Reading The Diary of a Country Priest: Suffering and Humility
[This is part of a series of articles collecting insightful passages on various themes from Georges Bernanos's classic novel The Diary of a Country Priest.]
- I can understand how a man, sure of himself and his courage, might wish to make of his death a perfect end. As that isn’t in my line, my death shall be what it can be, and nothing more. Were it not a very daring thing to say, I would like to add that to a true lover, the halting confession of his beloved is more dear than the most beautiful poem. And when you come to think of it, such a comparison should offend no one, for human agony is beyond all an act of love.

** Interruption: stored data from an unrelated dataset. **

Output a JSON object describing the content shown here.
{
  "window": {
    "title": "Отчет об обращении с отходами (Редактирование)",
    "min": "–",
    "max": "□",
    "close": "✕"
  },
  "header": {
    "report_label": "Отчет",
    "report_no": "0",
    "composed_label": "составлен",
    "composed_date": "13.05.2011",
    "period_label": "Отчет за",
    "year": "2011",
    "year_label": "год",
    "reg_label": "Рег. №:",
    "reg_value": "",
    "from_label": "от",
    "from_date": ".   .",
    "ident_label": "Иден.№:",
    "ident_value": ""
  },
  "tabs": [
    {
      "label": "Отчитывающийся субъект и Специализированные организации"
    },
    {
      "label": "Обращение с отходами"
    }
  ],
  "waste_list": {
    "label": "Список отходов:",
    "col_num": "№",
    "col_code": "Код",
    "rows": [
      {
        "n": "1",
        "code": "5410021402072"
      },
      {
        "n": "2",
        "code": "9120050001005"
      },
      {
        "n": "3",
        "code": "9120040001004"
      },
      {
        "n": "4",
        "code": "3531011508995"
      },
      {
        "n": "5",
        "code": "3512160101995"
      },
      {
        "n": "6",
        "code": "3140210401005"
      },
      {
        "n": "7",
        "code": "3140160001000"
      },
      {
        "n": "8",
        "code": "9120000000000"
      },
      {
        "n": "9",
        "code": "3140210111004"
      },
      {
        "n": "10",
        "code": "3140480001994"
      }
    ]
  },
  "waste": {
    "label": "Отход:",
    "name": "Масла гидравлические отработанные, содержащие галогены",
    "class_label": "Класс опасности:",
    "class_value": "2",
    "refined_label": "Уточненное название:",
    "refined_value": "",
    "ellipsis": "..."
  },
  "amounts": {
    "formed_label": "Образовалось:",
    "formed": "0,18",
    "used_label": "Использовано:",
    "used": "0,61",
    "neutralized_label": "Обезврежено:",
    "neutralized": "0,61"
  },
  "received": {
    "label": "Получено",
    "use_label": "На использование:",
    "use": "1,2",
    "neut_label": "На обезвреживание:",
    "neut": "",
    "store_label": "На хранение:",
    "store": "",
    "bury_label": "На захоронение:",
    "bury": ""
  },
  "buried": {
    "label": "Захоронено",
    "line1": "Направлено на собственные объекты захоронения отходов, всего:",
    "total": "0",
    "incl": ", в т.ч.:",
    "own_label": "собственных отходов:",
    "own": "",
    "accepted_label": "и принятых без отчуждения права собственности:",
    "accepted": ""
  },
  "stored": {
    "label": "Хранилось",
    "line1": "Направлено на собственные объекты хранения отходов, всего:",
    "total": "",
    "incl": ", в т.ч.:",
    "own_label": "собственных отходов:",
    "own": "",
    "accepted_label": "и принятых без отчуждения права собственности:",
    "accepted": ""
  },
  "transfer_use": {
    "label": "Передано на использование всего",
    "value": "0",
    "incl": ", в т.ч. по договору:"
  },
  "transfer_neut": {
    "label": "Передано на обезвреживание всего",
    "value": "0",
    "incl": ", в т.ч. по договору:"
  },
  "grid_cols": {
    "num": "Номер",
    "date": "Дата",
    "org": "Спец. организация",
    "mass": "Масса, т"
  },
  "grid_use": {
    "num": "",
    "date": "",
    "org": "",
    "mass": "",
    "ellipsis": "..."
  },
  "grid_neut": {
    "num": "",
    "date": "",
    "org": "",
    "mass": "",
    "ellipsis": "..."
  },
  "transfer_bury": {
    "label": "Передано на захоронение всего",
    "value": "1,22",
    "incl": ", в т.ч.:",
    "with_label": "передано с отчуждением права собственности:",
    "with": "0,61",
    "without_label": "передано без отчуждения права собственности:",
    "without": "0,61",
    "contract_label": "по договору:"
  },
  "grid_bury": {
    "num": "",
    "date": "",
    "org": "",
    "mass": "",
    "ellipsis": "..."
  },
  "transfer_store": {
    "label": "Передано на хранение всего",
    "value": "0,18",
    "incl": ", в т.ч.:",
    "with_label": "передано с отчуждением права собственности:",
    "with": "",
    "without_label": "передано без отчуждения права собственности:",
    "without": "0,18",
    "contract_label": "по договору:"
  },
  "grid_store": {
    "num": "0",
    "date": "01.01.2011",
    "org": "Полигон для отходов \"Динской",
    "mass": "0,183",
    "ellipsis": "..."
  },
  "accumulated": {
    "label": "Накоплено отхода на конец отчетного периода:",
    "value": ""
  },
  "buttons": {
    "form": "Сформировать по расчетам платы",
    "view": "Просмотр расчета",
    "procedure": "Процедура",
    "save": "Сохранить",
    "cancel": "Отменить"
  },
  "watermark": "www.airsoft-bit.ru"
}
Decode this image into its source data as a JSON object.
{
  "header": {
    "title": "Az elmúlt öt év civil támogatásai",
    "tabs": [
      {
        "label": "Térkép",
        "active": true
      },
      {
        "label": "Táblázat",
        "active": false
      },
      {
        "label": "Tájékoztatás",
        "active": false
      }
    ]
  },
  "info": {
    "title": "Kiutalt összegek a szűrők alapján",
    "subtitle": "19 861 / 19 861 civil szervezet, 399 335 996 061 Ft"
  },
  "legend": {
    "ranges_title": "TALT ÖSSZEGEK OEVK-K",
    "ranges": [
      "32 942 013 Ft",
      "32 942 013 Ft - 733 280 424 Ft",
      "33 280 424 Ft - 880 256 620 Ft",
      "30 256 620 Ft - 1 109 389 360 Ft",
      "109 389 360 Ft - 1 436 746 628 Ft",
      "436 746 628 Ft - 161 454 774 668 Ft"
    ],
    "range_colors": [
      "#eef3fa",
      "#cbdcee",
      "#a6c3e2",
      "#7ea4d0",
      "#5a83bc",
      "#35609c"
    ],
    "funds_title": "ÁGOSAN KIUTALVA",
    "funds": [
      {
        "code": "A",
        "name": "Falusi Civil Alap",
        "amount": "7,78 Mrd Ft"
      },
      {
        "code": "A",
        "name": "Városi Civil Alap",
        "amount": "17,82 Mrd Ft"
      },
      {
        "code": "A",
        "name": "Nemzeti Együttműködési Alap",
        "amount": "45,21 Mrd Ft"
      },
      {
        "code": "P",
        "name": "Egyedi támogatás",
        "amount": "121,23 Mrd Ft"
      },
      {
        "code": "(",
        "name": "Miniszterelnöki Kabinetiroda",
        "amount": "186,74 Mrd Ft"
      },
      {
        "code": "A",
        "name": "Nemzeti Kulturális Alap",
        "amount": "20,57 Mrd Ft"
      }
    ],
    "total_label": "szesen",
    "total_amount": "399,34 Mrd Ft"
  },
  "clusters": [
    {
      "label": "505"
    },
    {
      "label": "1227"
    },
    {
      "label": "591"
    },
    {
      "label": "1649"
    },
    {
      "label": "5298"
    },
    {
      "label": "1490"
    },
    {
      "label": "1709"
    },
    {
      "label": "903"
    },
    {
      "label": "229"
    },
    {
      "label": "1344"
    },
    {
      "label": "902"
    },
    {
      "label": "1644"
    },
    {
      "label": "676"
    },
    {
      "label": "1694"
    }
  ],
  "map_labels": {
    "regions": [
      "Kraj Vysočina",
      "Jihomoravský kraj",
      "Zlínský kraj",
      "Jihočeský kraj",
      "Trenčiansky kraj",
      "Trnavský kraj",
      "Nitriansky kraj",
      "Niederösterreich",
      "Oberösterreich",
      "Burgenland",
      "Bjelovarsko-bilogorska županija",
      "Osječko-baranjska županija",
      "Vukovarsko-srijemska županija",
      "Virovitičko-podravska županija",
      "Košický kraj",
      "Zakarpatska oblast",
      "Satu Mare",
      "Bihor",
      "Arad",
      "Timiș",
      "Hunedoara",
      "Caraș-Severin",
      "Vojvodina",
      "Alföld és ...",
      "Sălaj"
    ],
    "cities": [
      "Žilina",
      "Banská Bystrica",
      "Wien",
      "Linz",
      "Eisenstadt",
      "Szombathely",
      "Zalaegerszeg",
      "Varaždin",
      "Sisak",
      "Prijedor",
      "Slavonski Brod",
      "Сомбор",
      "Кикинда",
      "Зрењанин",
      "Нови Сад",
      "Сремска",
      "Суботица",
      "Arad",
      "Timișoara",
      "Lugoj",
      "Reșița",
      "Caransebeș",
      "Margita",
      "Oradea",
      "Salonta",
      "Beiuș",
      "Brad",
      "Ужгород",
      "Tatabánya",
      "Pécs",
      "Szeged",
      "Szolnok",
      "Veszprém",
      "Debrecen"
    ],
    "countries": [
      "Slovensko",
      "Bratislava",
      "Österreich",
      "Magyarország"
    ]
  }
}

- The fact is I suddenly realized that ever since leaving the doctor’s I had been burning to tell my secret, to share its bitterness with somebody. And I realized, too, that to recover my peace, I only required to be silent…. I know the compassion of others is a relief at first. I don’t despise it. But it can’t quench pain, it slips through your soul as through a sieve. And when our suffering has been dragged from one pity to another, as from one mouth to another, we can no longer respect or love it, I feel—
- To doubt oneself is not to be humble, I even think that sometimes it is the most hysterical form of pride, a pride almost delirious, a kind of jealous ferocity which makes an unhappy man turn and rend himself. That must be the real truth of hell.
- How easy it is to hate oneself! True grace is to forget. Yet if pride could die in us, the supreme grace would be to love oneself in all simplicity—as one would love any one of those who themselves have suffered and loved in Christ.